いい加減、フレイムも飽きないのだろうか。
それよりももっと不思議に思うのは、フレイムが自分に忠義を誓い、慕い続けていることだ。
――――猫はもっと自由で勝手だと思っていたが、案外そうでもないのか?
ハクローがこれまで見てきた猫は、皆が風のように自由気ままで我が儘で、それでいて要領よく生きている者ばかりだったからこそ、こうして誰かに尽くすことを喜ぶフレイムは、やはり異質な存在だと思う。
だが異常なら異常でもいい。 だってフレイムは面白いやつだから。
「オレは飯でも食うとするか」
まだ新鮮な温かい血が滴る肉の山があるのだ。
栄養たっぷりの血が抜ける前に、美味しさの秘密である体温が冷たくなる前に食わなければ損だ。
―――そういえばあの冒険者、前にも来てたような?
頭にふと疑問が涌いたが、そんなこともよりも腹が減っていた白狼は夢中で飯を平らげた。
◆
フレイムは死にかけの冒険者を森の広場に捨てにきていた。
その場所には、無数の人骨と黒焦げの焼死体が文字通りの山となって積み重なり、凄まじいまでの死臭を放っていた。
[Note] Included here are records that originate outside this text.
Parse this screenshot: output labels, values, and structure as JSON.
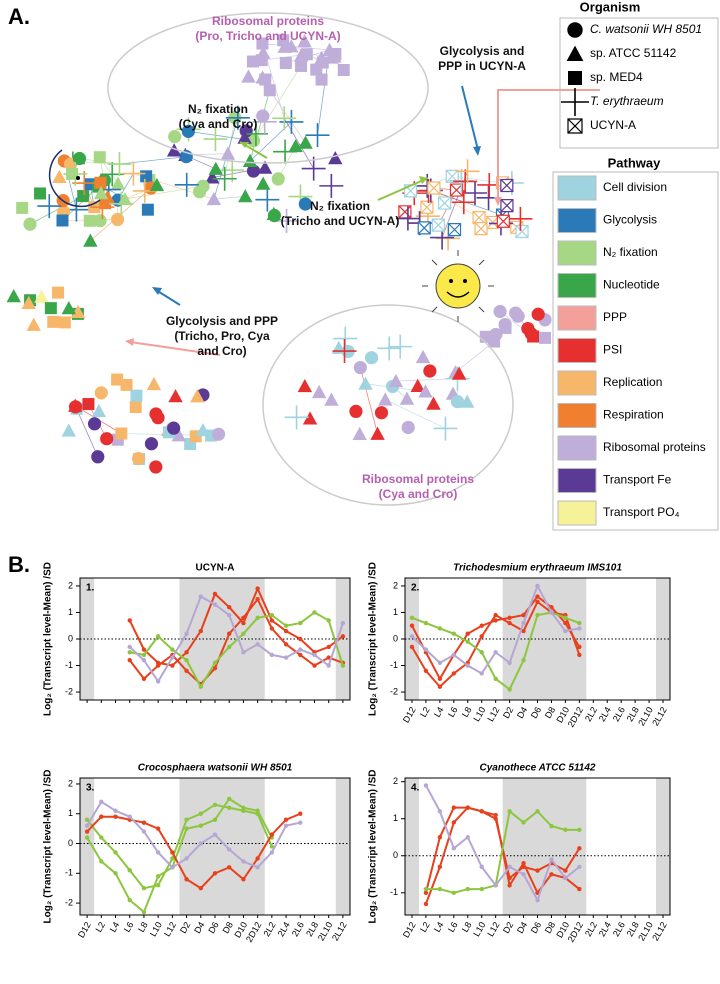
{
  "panel_a": {
    "label": "A.",
    "annotations": [
      {
        "lines": [
          "Ribosomal proteins",
          "(Pro, Tricho and UCYN-A)"
        ],
        "color": "#b65fb0"
      },
      {
        "lines": [
          "N₂ fixation",
          "(Cya and Cro)"
        ],
        "color": "#111111"
      },
      {
        "lines": [
          "Glycolysis and",
          "PPP in UCYN-A"
        ],
        "color": "#111111"
      },
      {
        "lines": [
          "N₂ fixation",
          "(Tricho and UCYN-A)"
        ],
        "color": "#111111"
      },
      {
        "lines": [
          "Glycolysis and PPP",
          "(Tricho, Pro, Cya",
          "and Cro)"
        ],
        "color": "#111111"
      },
      {
        "lines": [
          "Ribosomal proteins",
          "(Cya and Cro)"
        ],
        "color": "#b65fb0"
      }
    ],
    "organism_legend": {
      "title": "Organism",
      "items": [
        "C. watsonii WH 8501",
        "sp. ATCC 51142",
        "sp. MED4",
        "T. erythraeum",
        "UCYN-A"
      ]
    },
    "pathway_legend": {
      "title": "Pathway",
      "items": [
        {
          "label": "Cell division",
          "color": "#9fd3e0"
        },
        {
          "label": "Glycolysis",
          "color": "#2a7ab8"
        },
        {
          "label": "N₂ fixation",
          "color": "#a6d785"
        },
        {
          "label": "Nucleotide",
          "color": "#3aa64a"
        },
        {
          "label": "PPP",
          "color": "#f4a09a"
        },
        {
          "label": "PSI",
          "color": "#e63030"
        },
        {
          "label": "Replication",
          "color": "#f7b76b"
        },
        {
          "label": "Respiration",
          "color": "#f08030"
        },
        {
          "label": "Ribosomal proteins",
          "color": "#bfaed9"
        },
        {
          "label": "Transport Fe",
          "color": "#5b3a96"
        },
        {
          "label": "Transport PO₄",
          "color": "#f6f29a"
        }
      ]
    }
  },
  "panel_b": {
    "label": "B."
  },
  "chart_data": [
    {
      "type": "line",
      "number": "1.",
      "title": "UCYN-A",
      "ylabel": "Log₂ (Transcript level-Mean) /SD",
      "categories": [
        null,
        null,
        null,
        null,
        null,
        null,
        null,
        null,
        null,
        null,
        null,
        null,
        null,
        null,
        null,
        null,
        null,
        null,
        null
      ],
      "ylim": [
        -2.3,
        2.3
      ],
      "yticks": [
        -2,
        -1,
        0,
        1,
        2
      ],
      "zero_line": true,
      "night_shading": [
        [
          0,
          0
        ],
        [
          7,
          12
        ],
        [
          18,
          18
        ]
      ],
      "series": [
        {
          "color": "#e8401c",
          "values": [
            null,
            null,
            null,
            0.7,
            -0.4,
            -0.9,
            -1.0,
            -0.5,
            0.3,
            1.7,
            1.2,
            0.6,
            1.9,
            0.7,
            0.3,
            0.0,
            -0.5,
            -0.3,
            0.1
          ]
        },
        {
          "color": "#e8401c",
          "values": [
            null,
            null,
            null,
            -0.8,
            -1.5,
            -1.0,
            -0.6,
            -1.2,
            -1.7,
            -1.1,
            0.2,
            0.8,
            1.5,
            0.4,
            -0.2,
            -0.6,
            -1.0,
            -0.7,
            -0.9
          ]
        },
        {
          "color": "#8cc63f",
          "values": [
            null,
            null,
            null,
            -0.5,
            -0.6,
            0.1,
            -0.4,
            -0.8,
            -1.8,
            -0.9,
            -0.3,
            0.2,
            0.8,
            0.9,
            0.5,
            0.6,
            1.0,
            0.7,
            -1.0
          ]
        },
        {
          "color": "#b6a6d4",
          "values": [
            null,
            null,
            null,
            -0.3,
            -0.8,
            -1.6,
            -0.7,
            0.2,
            1.6,
            1.3,
            0.9,
            -0.5,
            -0.2,
            -0.6,
            -0.7,
            -0.4,
            -0.6,
            -1.0,
            0.6
          ]
        }
      ]
    },
    {
      "type": "line",
      "number": "2.",
      "title": "Trichodesmium erythraeum IMS101",
      "ylabel": "Log₂ (Transcript level-Mean) /SD",
      "categories": [
        "D12",
        "L2",
        "L4",
        "L6",
        "L8",
        "L10",
        "L12",
        "D2",
        "D4",
        "D6",
        "D8",
        "D10",
        "2D12",
        "2L2",
        "2L4",
        "2L6",
        "2L8",
        "2L10",
        "2L12"
      ],
      "ylim": [
        -2.3,
        2.3
      ],
      "yticks": [
        -2,
        -1,
        0,
        1,
        2
      ],
      "zero_line": true,
      "night_shading": [
        [
          0,
          0
        ],
        [
          7,
          12
        ],
        [
          18,
          18
        ]
      ],
      "series": [
        {
          "color": "#e8401c",
          "values": [
            0.5,
            -0.5,
            -1.5,
            -0.6,
            0.2,
            0.5,
            0.7,
            0.8,
            0.9,
            1.6,
            1.2,
            0.6,
            -0.3,
            null,
            null,
            null,
            null,
            null,
            null
          ]
        },
        {
          "color": "#e8401c",
          "values": [
            -0.3,
            -1.2,
            -1.8,
            -1.3,
            -0.9,
            0.1,
            0.9,
            0.6,
            0.3,
            1.4,
            1.0,
            0.9,
            -0.6,
            null,
            null,
            null,
            null,
            null,
            null
          ]
        },
        {
          "color": "#8cc63f",
          "values": [
            0.8,
            0.6,
            0.4,
            0.2,
            -0.1,
            -0.5,
            -1.5,
            -1.9,
            -0.8,
            0.9,
            1.0,
            0.8,
            0.6,
            null,
            null,
            null,
            null,
            null,
            null
          ]
        },
        {
          "color": "#b6a6d4",
          "values": [
            0.1,
            -0.4,
            -0.9,
            -0.6,
            -1.0,
            -1.3,
            -0.5,
            -0.9,
            0.6,
            2.0,
            1.0,
            0.3,
            0.4,
            null,
            null,
            null,
            null,
            null,
            null
          ]
        }
      ]
    },
    {
      "type": "line",
      "number": "3.",
      "title": "Crocosphaera watsonii WH 8501",
      "ylabel": "Log₂ (Transcript level-Mean) /SD",
      "categories": [
        "D12",
        "L2",
        "L4",
        "L6",
        "L8",
        "L10",
        "L12",
        "D2",
        "D4",
        "D6",
        "D8",
        "D10",
        "2D12",
        "2L2",
        "2L4",
        "2L6",
        "2L8",
        "2L10",
        "2L12"
      ],
      "ylim": [
        -2.4,
        2.2
      ],
      "yticks": [
        -2,
        -1,
        0,
        1,
        2
      ],
      "zero_line": true,
      "night_shading": [
        [
          0,
          0
        ],
        [
          7,
          12
        ],
        [
          18,
          18
        ]
      ],
      "series": [
        {
          "color": "#8cc63f",
          "values": [
            0.8,
            0.2,
            -0.3,
            -0.9,
            -1.5,
            -1.4,
            -0.5,
            0.8,
            1.0,
            1.3,
            1.2,
            1.1,
            1.0,
            -0.1,
            null,
            null,
            null,
            null,
            null
          ]
        },
        {
          "color": "#8cc63f",
          "values": [
            0.2,
            -0.6,
            -1.0,
            -1.9,
            -2.3,
            -1.1,
            -0.8,
            0.5,
            0.6,
            0.8,
            1.5,
            1.2,
            1.1,
            0.2,
            null,
            null,
            null,
            null,
            null
          ]
        },
        {
          "color": "#e8401c",
          "values": [
            0.4,
            0.9,
            0.9,
            0.8,
            0.7,
            0.5,
            -0.3,
            -1.2,
            -1.5,
            -1.0,
            -0.8,
            -1.2,
            -0.5,
            0.3,
            0.8,
            1.0,
            null,
            null,
            null
          ]
        },
        {
          "color": "#b6a6d4",
          "values": [
            0.6,
            1.4,
            1.1,
            0.9,
            0.4,
            -0.3,
            -0.8,
            -0.5,
            0.0,
            0.3,
            -0.2,
            -0.6,
            -0.8,
            -0.3,
            0.6,
            0.7,
            null,
            null,
            null
          ]
        }
      ]
    },
    {
      "type": "line",
      "number": "4.",
      "title": "Cyanothece ATCC 51142",
      "ylabel": "Log₂ (Transcript level-Mean) /SD",
      "categories": [
        "D12",
        "L2",
        "L4",
        "L6",
        "L8",
        "L10",
        "L12",
        "D2",
        "D4",
        "D6",
        "D8",
        "D10",
        "2D12",
        "2L2",
        "2L4",
        "2L6",
        "2L8",
        "2L10",
        "2L12"
      ],
      "ylim": [
        -1.6,
        2.1
      ],
      "yticks": [
        -1,
        0,
        1,
        2
      ],
      "zero_line": true,
      "night_shading": [
        [
          0,
          0
        ],
        [
          7,
          12
        ],
        [
          18,
          18
        ]
      ],
      "series": [
        {
          "color": "#e8401c",
          "values": [
            null,
            -1.3,
            -0.3,
            0.9,
            1.3,
            1.2,
            1.0,
            -0.6,
            -0.3,
            -0.4,
            -0.2,
            -0.4,
            0.2,
            null,
            null,
            null,
            null,
            null,
            null
          ]
        },
        {
          "color": "#e8401c",
          "values": [
            null,
            -1.0,
            0.5,
            1.3,
            1.3,
            1.2,
            1.1,
            -0.8,
            -0.2,
            -1.0,
            -0.5,
            -0.6,
            -0.9,
            null,
            null,
            null,
            null,
            null,
            null
          ]
        },
        {
          "color": "#8cc63f",
          "values": [
            null,
            -0.9,
            -0.9,
            -1.0,
            -0.9,
            -0.9,
            -0.8,
            1.2,
            0.9,
            1.2,
            0.8,
            0.7,
            0.7,
            null,
            null,
            null,
            null,
            null,
            null
          ]
        },
        {
          "color": "#b6a6d4",
          "values": [
            null,
            1.9,
            1.2,
            0.2,
            0.5,
            -0.3,
            -0.8,
            -0.3,
            -0.5,
            -1.2,
            -0.1,
            -0.6,
            -0.3,
            null,
            null,
            null,
            null,
            null,
            null
          ]
        }
      ]
    }
  ]
}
だがフレイムはそんなものモノともせずに、得意の炎魔法でこんがり焼いた黒焦げの冒険者の男だったミディアムレアの人間を、山の頂上辺りに棄てた。
まだ生きていたので、喉を切って止めを刺すことを忘れない。返り血が顔に飛んで嫌な気分になった。
死体山から降りたフレイムは、渓谷の下流を流れる川へ行き、そこで浄化魔法を自分に掛けながら水浴びを済ませる。
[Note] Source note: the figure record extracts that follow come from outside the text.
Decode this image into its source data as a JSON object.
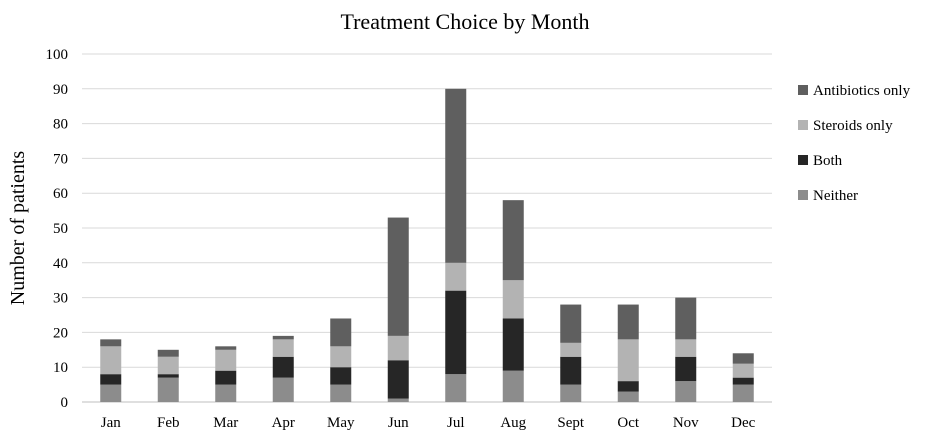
{
  "chart_data": {
    "type": "bar",
    "stacked": true,
    "title": "Treatment Choice by Month",
    "xlabel": "",
    "ylabel": "Number of patients",
    "ylim": [
      0,
      100
    ],
    "yticks": [
      "0",
      "10",
      "20",
      "30",
      "40",
      "50",
      "60",
      "70",
      "80",
      "90",
      "100"
    ],
    "grid": true,
    "legend_position": "right",
    "categories": [
      "Jan",
      "Feb",
      "Mar",
      "Apr",
      "May",
      "Jun",
      "Jul",
      "Aug",
      "Sept",
      "Oct",
      "Nov",
      "Dec"
    ],
    "series": [
      {
        "name": "Neither",
        "color": "#8c8c8c",
        "values": [
          5,
          7,
          5,
          7,
          5,
          1,
          8,
          9,
          5,
          3,
          6,
          5
        ]
      },
      {
        "name": "Both",
        "color": "#262626",
        "values": [
          3,
          1,
          4,
          6,
          5,
          11,
          24,
          15,
          8,
          3,
          7,
          2
        ]
      },
      {
        "name": "Steroids only",
        "color": "#b3b3b3",
        "values": [
          8,
          5,
          6,
          5,
          6,
          7,
          8,
          11,
          4,
          12,
          5,
          4
        ]
      },
      {
        "name": "Antibiotics only",
        "color": "#5f5f5f",
        "values": [
          2,
          2,
          1,
          1,
          8,
          34,
          50,
          23,
          11,
          10,
          12,
          3
        ]
      }
    ],
    "legend_order": [
      "Antibiotics only",
      "Steroids only",
      "Both",
      "Neither"
    ]
  }
}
猫の魔物ケットシーであるフレイムは、猫らしく水浴びも水遊びも大嫌いだが、主である白狼は狼なだけあって鼻がいい。それも、フェンリルでも最上級に位置する白狼の嗅覚はフレイムの知る他のフェンリル種の誰よりも鋭い。
ウジ虫の集る腐った死体や汚い汚物と血の臭いをつけたまま帰り白狼の気分を害するのは【白狼の忠実なる爪】を自称するフレイムにとっては、多くの人を殺めることよりも許され難い大罪だ。
「うん、もういいかな?」
念入りに体を洗い、臭いが落ちたことを確認してからフレイムは白狼の待つ洞窟に転移する。
「お帰り、フレイム」
「ただいま、白狼様」
いつもの挨拶を済ませ、彼らは再び眠りにつく。
彼らには生きる目的など特にない。
ただこれからも二匹だけで生きていくだけだ。
そのために邪魔する者、害になる者は全てを噛み砕き、切り裂いて骨まで燃やし尽くして灰と化すだけだ。
これは英雄の物語ではない。
英雄が怪物を倒してハッピーエンドになる物語ではない。
二匹の魔物が二匹だけの世界を生きていくだけだ。